Plotting widgets area

• RV

  RVs: Radial velocity graph.

  RVs o-c: Radial velocity residuals graph.

  GLS: Generalized Lomb-Scargle periodogram of the initial signal. Options including Cross hair & jitter to graph.

  GLS o-c: Generalized Lomb-Scargle periodogram of the residual signal. Adopt best parameter option ??

  MLP: Maximum Likelihood Periodogram.

  Window (DFT): ?

• Transit

  Tran.: Transit graph.

  Tran. o-c: Transit residuals graph.

  TLS: Transit Least Squares of the initial signal.

  TLS o-c: Transit Least Squares of the residual signal.

• TTV

  TTVs: TTVs graph.

  TTVs o-c: TTVs residuals graph.

• Activity

  Time series: ?

  GLS: ?

  Correlations: ?

• Sample corr.

  ?

• Orb. Evol.

  Orbital parameters evolution graphs.

Input/Output parameters area

• Planet param.

  Planetary parameters. The values change whenever a model is fitted.

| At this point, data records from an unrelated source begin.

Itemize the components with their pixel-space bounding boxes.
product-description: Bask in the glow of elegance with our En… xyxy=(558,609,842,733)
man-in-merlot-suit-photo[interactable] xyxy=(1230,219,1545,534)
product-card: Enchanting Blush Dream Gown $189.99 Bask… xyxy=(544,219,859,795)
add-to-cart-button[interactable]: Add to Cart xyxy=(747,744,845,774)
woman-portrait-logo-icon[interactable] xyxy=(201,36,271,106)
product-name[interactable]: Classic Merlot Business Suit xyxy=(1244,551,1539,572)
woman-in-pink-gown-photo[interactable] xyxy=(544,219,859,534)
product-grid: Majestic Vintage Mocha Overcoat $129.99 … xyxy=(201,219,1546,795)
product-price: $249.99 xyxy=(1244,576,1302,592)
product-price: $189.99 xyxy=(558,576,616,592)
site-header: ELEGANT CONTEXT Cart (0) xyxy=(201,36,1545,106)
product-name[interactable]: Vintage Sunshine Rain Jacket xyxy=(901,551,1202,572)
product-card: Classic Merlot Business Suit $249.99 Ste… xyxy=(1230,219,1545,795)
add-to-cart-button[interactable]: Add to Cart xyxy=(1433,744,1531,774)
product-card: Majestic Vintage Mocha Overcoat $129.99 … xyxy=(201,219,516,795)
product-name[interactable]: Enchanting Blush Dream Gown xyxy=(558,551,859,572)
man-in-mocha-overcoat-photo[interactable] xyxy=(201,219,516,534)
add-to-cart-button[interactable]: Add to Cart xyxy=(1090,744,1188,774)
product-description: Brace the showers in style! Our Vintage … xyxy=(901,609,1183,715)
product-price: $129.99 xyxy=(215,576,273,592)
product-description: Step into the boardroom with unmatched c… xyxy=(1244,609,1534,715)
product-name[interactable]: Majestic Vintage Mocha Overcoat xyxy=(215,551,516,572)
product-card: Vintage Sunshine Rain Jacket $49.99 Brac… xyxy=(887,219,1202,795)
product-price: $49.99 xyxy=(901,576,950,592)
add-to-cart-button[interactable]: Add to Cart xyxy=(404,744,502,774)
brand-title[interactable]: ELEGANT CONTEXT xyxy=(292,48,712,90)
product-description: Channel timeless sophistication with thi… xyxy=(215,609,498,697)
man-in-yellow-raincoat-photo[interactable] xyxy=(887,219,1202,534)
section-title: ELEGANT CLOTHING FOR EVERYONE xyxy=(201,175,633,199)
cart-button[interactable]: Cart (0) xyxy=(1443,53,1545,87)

The values can also be fixed.

• GP param.

  Gaussian processes parameters. ?

• Stellar param.

  Edit stellar parameters depending on your system.

• Models param.

  

  Edit RV model parameters.

  Choose between different minimizers in SciPy param. section.

  Configure the GLS/MLP/TLS options and MCMC/NS simulation parameters.

  Set the maximum number of planets Auto fit to look for.

• Limits and Priors

  Set bounds to planetary parameters before the simulations.

• N-body

  Perform long-term stability check of multi-planet systems by setting the maximum time of evolution.

  Evolution of arbitrary planetary values can also be performed.

• Plot opt.

  

  Customize the RV/Transit/TTVs graph (Change the size of the data points, their transparency (Alpha).

  Enable cross hair.

  Shift the planets phase signal.

  Configure the model.

  Configure GLS/MLP/TLS/DFT graphs (Select the number of peaks that will be visible in the graphs).

  Show aliases in cross hair.

  Customize MCMC/NS sampling cornerplots and generate them.